October 24, 2012
Medicare Reportedly Settles on Coverage for Rehabilitative Services
For many years, Medicare has refused to pay for physical or occupational therapy unless patients could show "improvement." Although this policy is a cost-saver, it has devastating effects on patients for whom these therapies are critical to maintaining current levels of functioning or preventing declines. The "benefits" of care extend far beyond "improvement."
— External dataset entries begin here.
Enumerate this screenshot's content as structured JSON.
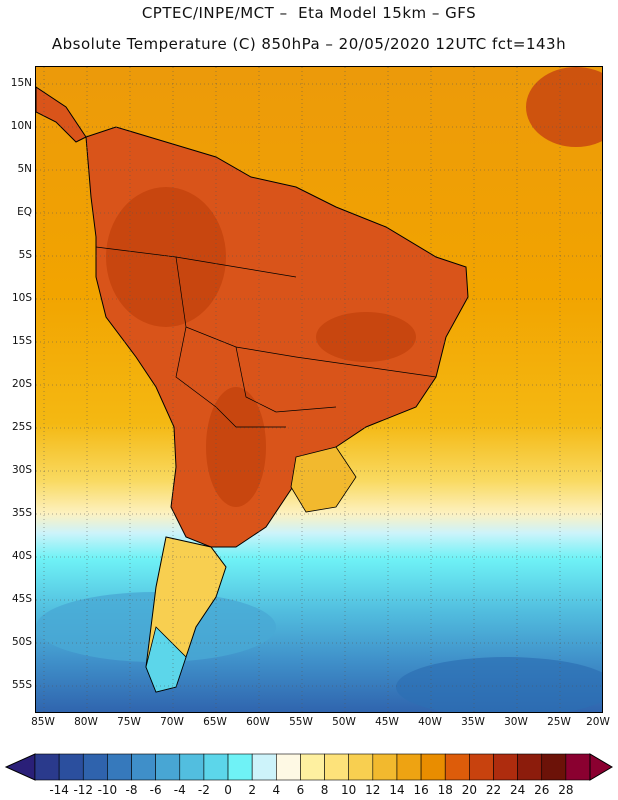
{
  "header": {
    "title_line1": "CPTEC/INPE/MCT –  Eta Model 15km – GFS",
    "title_line2": "Absolute Temperature (C) 850hPa – 20/05/2020 12UTC fct=143h"
  },
  "map": {
    "lat_labels": [
      "15N",
      "10N",
      "5N",
      "EQ",
      "5S",
      "10S",
      "15S",
      "20S",
      "25S",
      "30S",
      "35S",
      "40S",
      "45S",
      "50S",
      "55S"
    ],
    "lon_labels": [
      "85W",
      "80W",
      "75W",
      "70W",
      "65W",
      "60W",
      "55W",
      "50W",
      "45W",
      "40W",
      "35W",
      "30W",
      "25W",
      "20W"
    ],
    "grid": "dotted",
    "colors": {
      "ocean_warm": "#f2a400",
      "land_hot": "#d9541a",
      "land_very_hot": "#c8460f",
      "ocean_mild": "#f6c22a",
      "cool_band": "#fdf1c0",
      "cold_ocean": "#56dbf0",
      "colder_ocean": "#48a9d5",
      "deep_cold": "#2c6fb3",
      "coastline": "#000000"
    }
  },
  "colorbar": {
    "labels": [
      "-14",
      "-12",
      "-10",
      "-8",
      "-6",
      "-4",
      "-2",
      "0",
      "2",
      "4",
      "6",
      "8",
      "10",
      "12",
      "14",
      "16",
      "18",
      "20",
      "22",
      "24",
      "26",
      "28"
    ],
    "colors": [
      "#2a3a8c",
      "#2b4f9e",
      "#2f63ad",
      "#3679bc",
      "#3f8fc9",
      "#48a6d4",
      "#52bedf",
      "#5cd6ea",
      "#6ff2f6",
      "#cdf3fa",
      "#fef9e4",
      "#fef0a0",
      "#fde27a",
      "#f8cf50",
      "#f2b92e",
      "#eea312",
      "#e98d00",
      "#dd5c0a",
      "#c8420e",
      "#ae2c0e",
      "#8c1c0c",
      "#6c1208",
      "#8a0030"
    ],
    "low_arrow_color": "#2a1f78",
    "high_arrow_color": "#8a0030"
  }
}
Over the years, there have been some changes. For example, many local Medicare carriers routinely denied ANY physical therapy to patients with a diagnosis of Alzheimer's disease, apparently on the theory that people with declining cognitive capacities cannot benefit from the service. Leslie Fried, an lawyer at the ABA's Commission on Law and Aging (at the time the Commission on the Legal Problems of the Elderly) and partially funded by the Alzheimer's Association, took on these policies, http://www.alz.org/professionals_and_researchers_insurance_and_coverage.asp. A photograph of President Reagan leaving physical therapy after his hip replacement (and long after the public announcement of his diagnosis of Alzheimer's) helped her to get Medicare to change such across-the-board denials. However, the overall policy that patients must show "improvement" continued. The Medicare Part B manual (current as of spring, 2012), reads: "Rehabilitative therapy includes recovery or improvement in function and, when possible, restoration to a previous level of health and well-being. Therefore, evaluation, re- evaluation and assessment documented in the progress report should describe objective measurements which, when compared, show improvements in function or decrease in severity or rationalization for an optimistic outlook to justify continued treatment."
This policy was challenged in federal district court in Vermont by lawyers at the Center for Medicare Advocacy. The Obama administration reportedly agreed earlier this week to settle the case, by stating in the Medicare manual that coverage for rehabilitative services: "does not turn on the presence or absence of a beneficiary's potential for improvement from the therapy, but rather on the beneficiary's need for skilled care." News reports indicate that Medicare is describing this as a "clarification" of existing policy. If it is such a clarification--and the language quoted above from the current manual would suggest it is far more than that--it is a welcome one, with the potential to benefit many Medicare recipients with chronic or disabling conditions.